The initiative, however, is unlikely to be widely used and cannot truly stand in for an in-person visit and tour, students interviewed by The Dartmouth said.

"No virtual tour will ever replace actually visiting campus," tour guide Alex Wolf '14 said.

Visitors to the College often remember their campus tours as key elements of understanding and experiencing the school, he said.

Another campus tour guide, Lukas Ruiz '12, emphasized the importance of personal, dynamic tours for the information they provide. Students often take the opportunity to ask questions about social and academic aspects of college life and to hear individual students' stories.

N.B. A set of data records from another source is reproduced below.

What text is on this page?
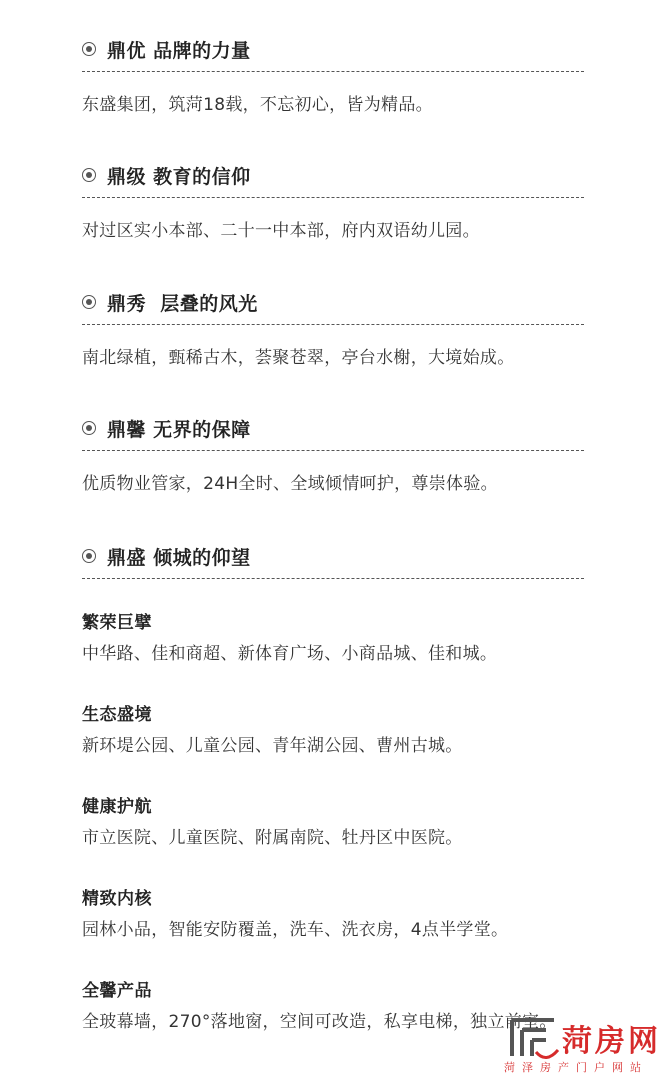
鼎优 品牌的力量
东盛集团，筑菏18载，不忘初心，皆为精品。
鼎级 教育的信仰
对过区实小本部、二十一中本部，府内双语幼儿园。
鼎秀  层叠的风光
南北绿植，甄稀古木，荟聚苍翠，亭台水榭，大境始成。
鼎馨 无界的保障
优质物业管家，24H全时、全域倾情呵护，尊崇体验。
鼎盛 倾城的仰望
繁荣巨擘
中华路、佳和商超、新体育广场、小商品城、佳和城。
生态盛境
新环堤公园、儿童公园、青年湖公园、曹州古城。
健康护航
市立医院、儿童医院、附属南院、牡丹区中医院。
精致内核
园林小品，智能安防覆盖，洗车、洗衣房，4点半学堂。
全馨产品
全玻幕墙，270°落地窗，空间可改造，私享电梯，独立前室。
菏房网
菏泽房产门户网站
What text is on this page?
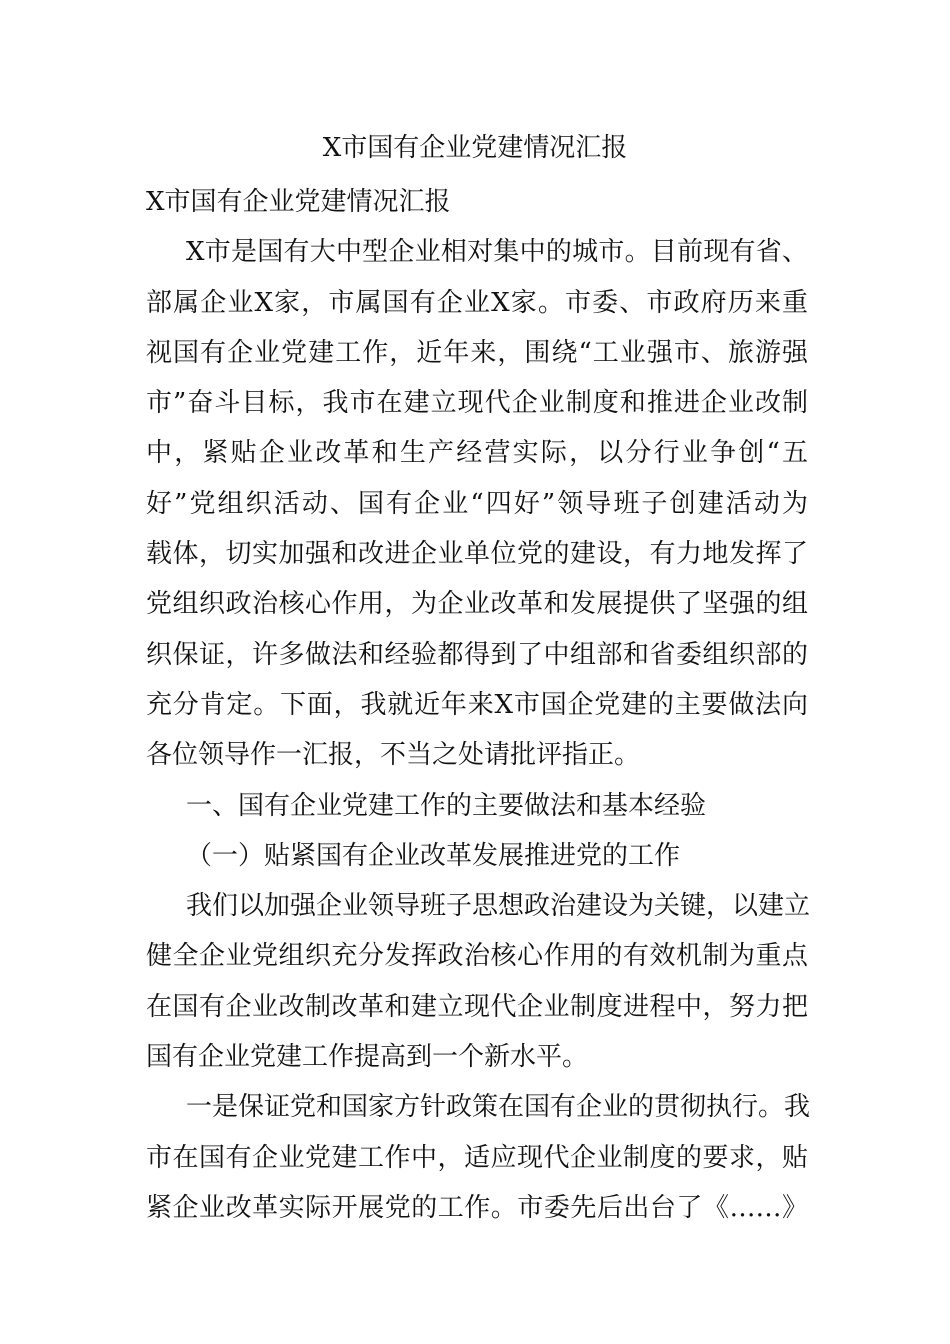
X市国有企业党建情况汇报
X市国有企业党建情况汇报
X市是国有大中型企业相对集中的城市。目前现有省、
部属企业X家，市属国有企业X家。市委、市政府历来重
视国有企业党建工作，近年来，围绕“工业强市、旅游强
市”奋斗目标，我市在建立现代企业制度和推进企业改制
中，紧贴企业改革和生产经营实际，以分行业争创“五
好”党组织活动、国有企业“四好”领导班子创建活动为
载体，切实加强和改进企业单位党的建设，有力地发挥了
党组织政治核心作用，为企业改革和发展提供了坚强的组
织保证，许多做法和经验都得到了中组部和省委组织部的
充分肯定。下面，我就近年来X市国企党建的主要做法向
各位领导作一汇报，不当之处请批评指正。
一、国有企业党建工作的主要做法和基本经验
（一）贴紧国有企业改革发展推进党的工作
我们以加强企业领导班子思想政治建设为关键，以建立
健全企业党组织充分发挥政治核心作用的有效机制为重点
在国有企业改制改革和建立现代企业制度进程中，努力把
国有企业党建工作提高到一个新水平。
一是保证党和国家方针政策在国有企业的贯彻执行。我
市在国有企业党建工作中，适应现代企业制度的要求，贴
紧企业改革实际开展党的工作。市委先后出台了《……》
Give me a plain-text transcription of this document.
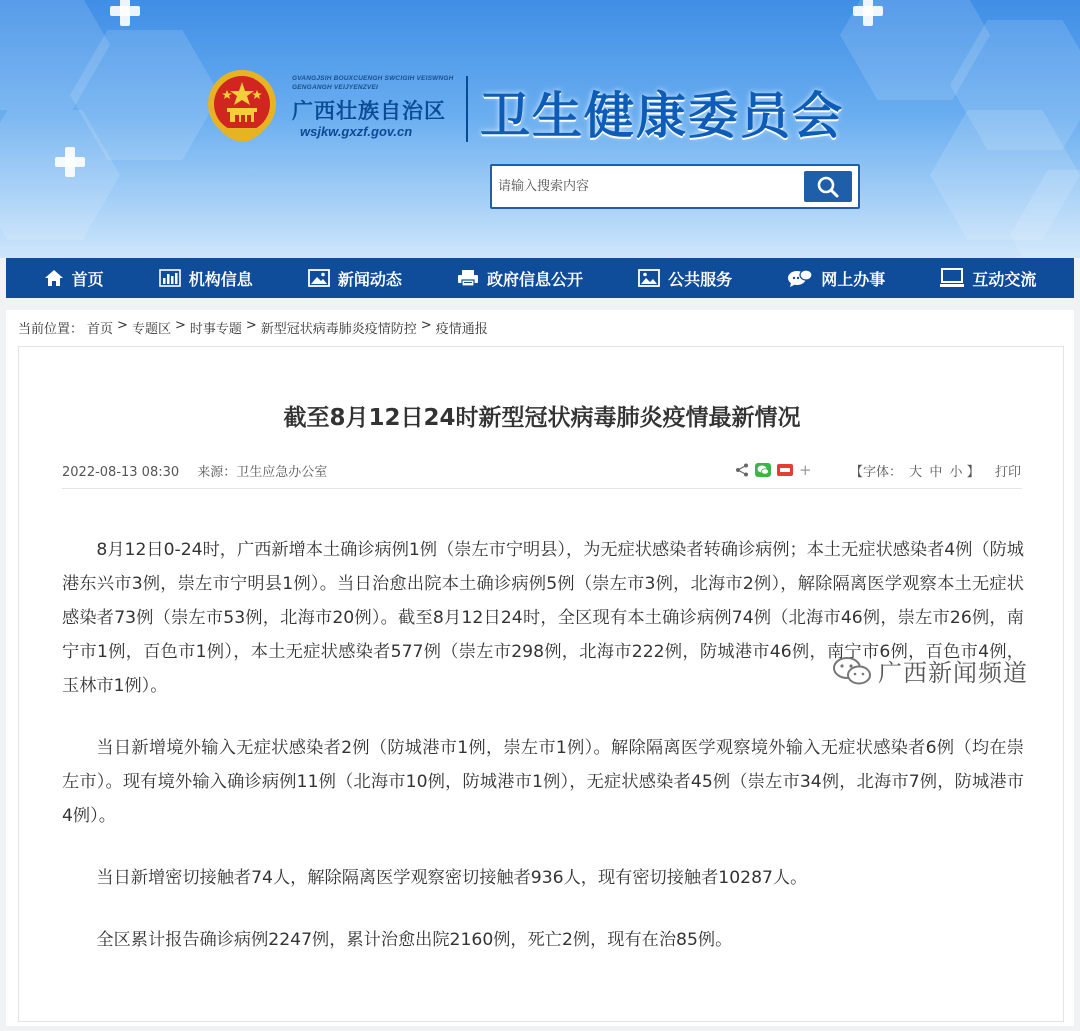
GVANGJSIH BOUXCUENGH SWCIGIH VEISWNGH GENGANGH VEIJYENZVEI
广西壮族自治区
wsjkw.gxzf.gov.cn 卫生健康委员会
请输入搜索内容
首页	机构信息	新闻动态	政府信息公开	公共服务	网上办事	互动交流
当前位置： 首页 > 专题区 > 时事专题 > 新型冠状病毒肺炎疫情防控 > 疫情通报
截至8月12日24时新型冠状病毒肺炎疫情最新情况
2022-08-13 08:30 来源：卫生应急办公室	+	【字体： 大 中 小 】 打印

8月12日0-24时，广西新增本土确诊病例1例（崇左市宁明县），为无症状感染者转确诊病例；本土无症状感染者4例（防城港东兴市3例，崇左市宁明县1例）。当日治愈出院本土确诊病例5例（崇左市3例，北海市2例），解除隔离医学观察本土无症状感染者73例（崇左市53例，北海市20例）。截至8月12日24时，全区现有本土确诊病例74例（北海市46例，崇左市26例，南宁市1例，百色市1例），本土无症状感染者577例（崇左市298例，北海市222例，防城港市46例，南宁市6例，百色市4例，玉林市1例）。

当日新增境外输入无症状感染者2例（防城港市1例，崇左市1例）。解除隔离医学观察境外输入无症状感染者6例（均在崇左市）。现有境外输入确诊病例11例（北海市10例，防城港市1例），无症状感染者45例（崇左市34例，北海市7例，防城港市4例）。

当日新增密切接触者74人，解除隔离医学观察密切接触者936人，现有密切接触者10287人。

全区累计报告确诊病例2247例，累计治愈出院2160例，死亡2例，现有在治85例。

广西新闻频道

While prospective students may find the ability to travel campus via Google Street View appealing, the feature may be more useful for freshmen on campus who may need help identifying buildings and finding their classes, he said.

In addition, many colleges already have virtual campus tours on their admissions websites, but few students seem to use them to replace real campus tours, tour guide Michael Zhu '14 said. A new way to virtually view campus is unlikely to significantly affect prospective students, he said.

Nonetheless, prospective students lacking the funds to visit Dartmouth or living too far away to reasonably attend a campus tour can use the Google feature to provide another lens however limited through which to view the Dartmouth campus, Ruiz said.

Milton Fung '13, an international student from Hong Kong, said he does not think he would have used Street View as a prospective student, given that he did not utilize the virtual tour on the College's website. Instead, he said he relied on conversations with Dartmouth students and admission representatives to make the decision to come to Hanover.

In addition to Dartmouth, schools from the United States, Canada, Denmark, Great Britain, Italy, Japan, Ireland, the Netherlands and Taiwan are partnering with Google to publish Street View to provide imagery of their campuses.

The publicity surrounding the new feature has appealed predominantly to the students who tried to follow the tricycle on its trip around campus and situate themselves within the photo frames when it first came to document the terrain, Emma Routhier '12 said.

Because Street View updates pictures only every few months or years, the faces captured by the Google tricycle, although blurred, will remain on Google's site until the images are updated.